Last week companies specialized in cyber security discovered the existence of a new Persistent Advanced Threat APT, supposedly sponsored by Dark Caracal, an organization dedicated to espionage. Since 2012, he has performed in 21 countries and has focused on mobile platforms, perhaps because of the large number of Android devices without support that are still in operation.
Recently they have developed a cross-platform remote access RAT Trojan called CrossRAT. It is undetectable and can infect Windows, MacOS, Linux and Solaris. According to a information security expert, among the malicious actions that can be carried out are being able to access remotely to manipulate files of the system, take screenshots, put into operation arbitrary executables and have persistent access to the infected device.
The cyber security researchers say that Dark Caracal does not rely on any zero-day vulnerability, but uses basic social engineering through Facebook groups and WhatsApp messages. CrossRAT is built with Java, so it is easy to decompile it and reverse engineer it.
CrossRAT, implements a file called hmar6.jar to check the operating system used and finish the installation process correctly. Then it tries to gather information about the infected system, including the version, the architecture and the kernel compilation. On Linux systems that use systemd, it is dedicated to consulting the init files to determine the distribution. Most of the popular distributions like, Ubuntu, Fedora, openSUSE, RHEL 7, Arch Linux, Mageia and Manjaro, use systemd.

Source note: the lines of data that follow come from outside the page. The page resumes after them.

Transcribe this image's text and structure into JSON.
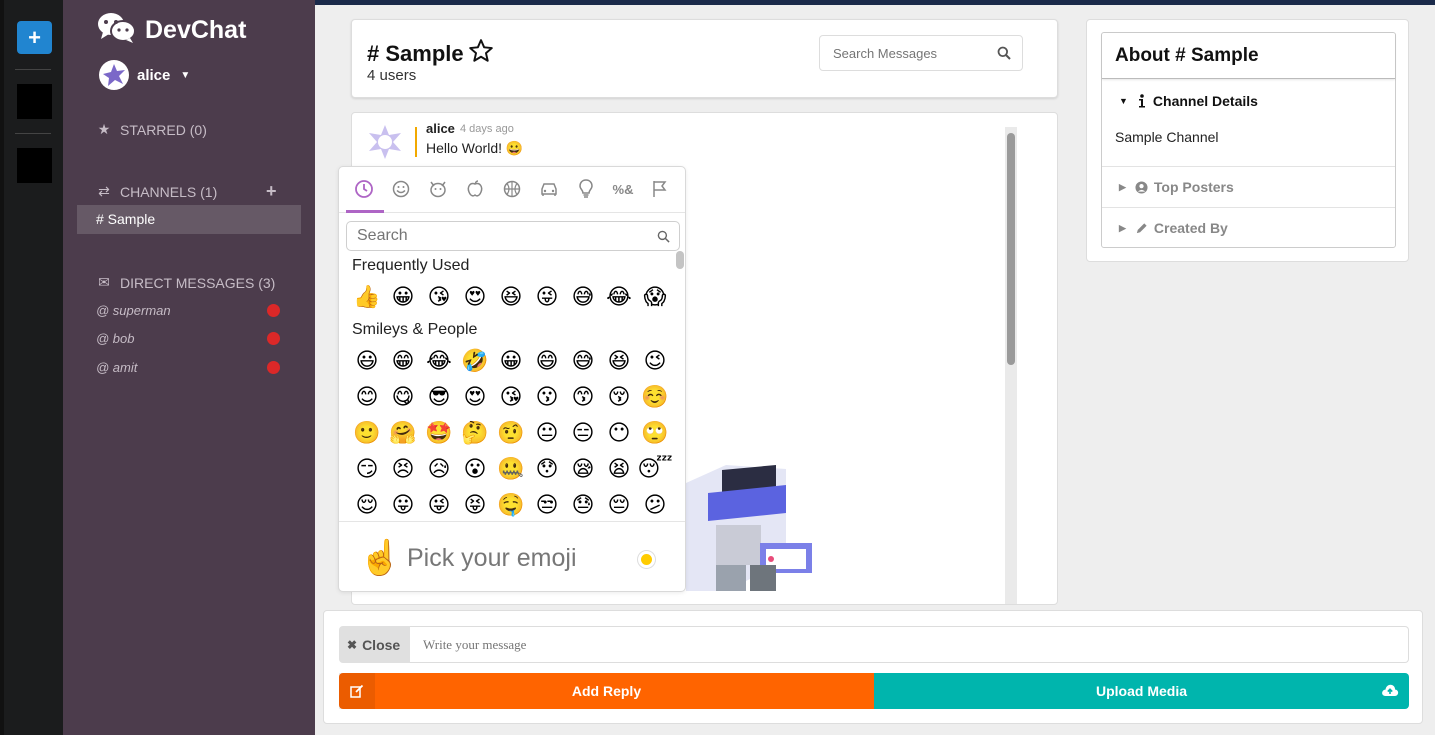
{
  "app": {
    "name": "DevChat"
  },
  "colors": {
    "sidebar": "#4c3c4c",
    "accent_blue": "#2185d0",
    "add_reply": "#ff6400",
    "upload": "#00b5ad",
    "emoji_tab": "#ae65c5",
    "status_dot": "#db2828"
  },
  "strip": {
    "add_label": "+"
  },
  "sidebar": {
    "user": "alice",
    "starred": "STARRED (0)",
    "channels": "CHANNELS (1)",
    "channels_add": "+",
    "channel_items": [
      "# Sample"
    ],
    "direct_messages": "DIRECT MESSAGES (3)",
    "dms": [
      "@ superman",
      "@ bob",
      "@ amit"
    ]
  },
  "channel": {
    "title": "# Sample",
    "users": "4 users",
    "search_placeholder": "Search Messages"
  },
  "message": {
    "author": "alice",
    "time": "4 days ago",
    "text": "Hello World! 😀"
  },
  "emoji_picker": {
    "categories": [
      "recent-icon",
      "smileys-icon",
      "animals-icon",
      "food-icon",
      "activity-icon",
      "travel-icon",
      "objects-icon",
      "symbols-icon",
      "flags-icon"
    ],
    "search_placeholder": "Search",
    "frequently_used_label": "Frequently Used",
    "frequently_used": [
      "👍",
      "😀",
      "😘",
      "😍",
      "😆",
      "😜",
      "😅",
      "😂",
      "😱"
    ],
    "smileys_label": "Smileys & People",
    "smileys": [
      [
        "😃",
        "😁",
        "😂",
        "🤣",
        "😀",
        "😄",
        "😅",
        "😆",
        "😉"
      ],
      [
        "😊",
        "😋",
        "😎",
        "😍",
        "😘",
        "😗",
        "😙",
        "😚",
        "☺️"
      ],
      [
        "🙂",
        "🤗",
        "🤩",
        "🤔",
        "🤨",
        "😐",
        "😑",
        "😶",
        "🙄"
      ],
      [
        "😏",
        "😣",
        "😥",
        "😮",
        "🤐",
        "😯",
        "😪",
        "😫",
        "😴"
      ],
      [
        "😌",
        "😛",
        "😜",
        "😝",
        "🤤",
        "😒",
        "😓",
        "😔",
        "😕"
      ]
    ],
    "footer_emoji": "☝️",
    "footer_text": "Pick your emoji"
  },
  "about": {
    "title": "About # Sample",
    "details_label": "Channel Details",
    "details_text": "Sample Channel",
    "top_posters": "Top Posters",
    "created_by": "Created By"
  },
  "reply": {
    "close_label": "Close",
    "input_placeholder": "Write your message",
    "add_reply": "Add Reply",
    "upload_media": "Upload Media"
  }
}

CrossRAT implements specific mechanisms for each operating system that are executed one or more times to cause a reboot and register the infected computer to the command and control server of Dark Caracal, allowing the attackers to send commands and extract data, this shows that the malware was created for the purpose of surveillance. It connects to the flexberry.com domain through port 2223.
According to information security professionals its surprising that it has no predefined order to activate the keylogger, because the feature cannot be activated, from the command and control server, something that can be justified in that it is still at an early stage of development.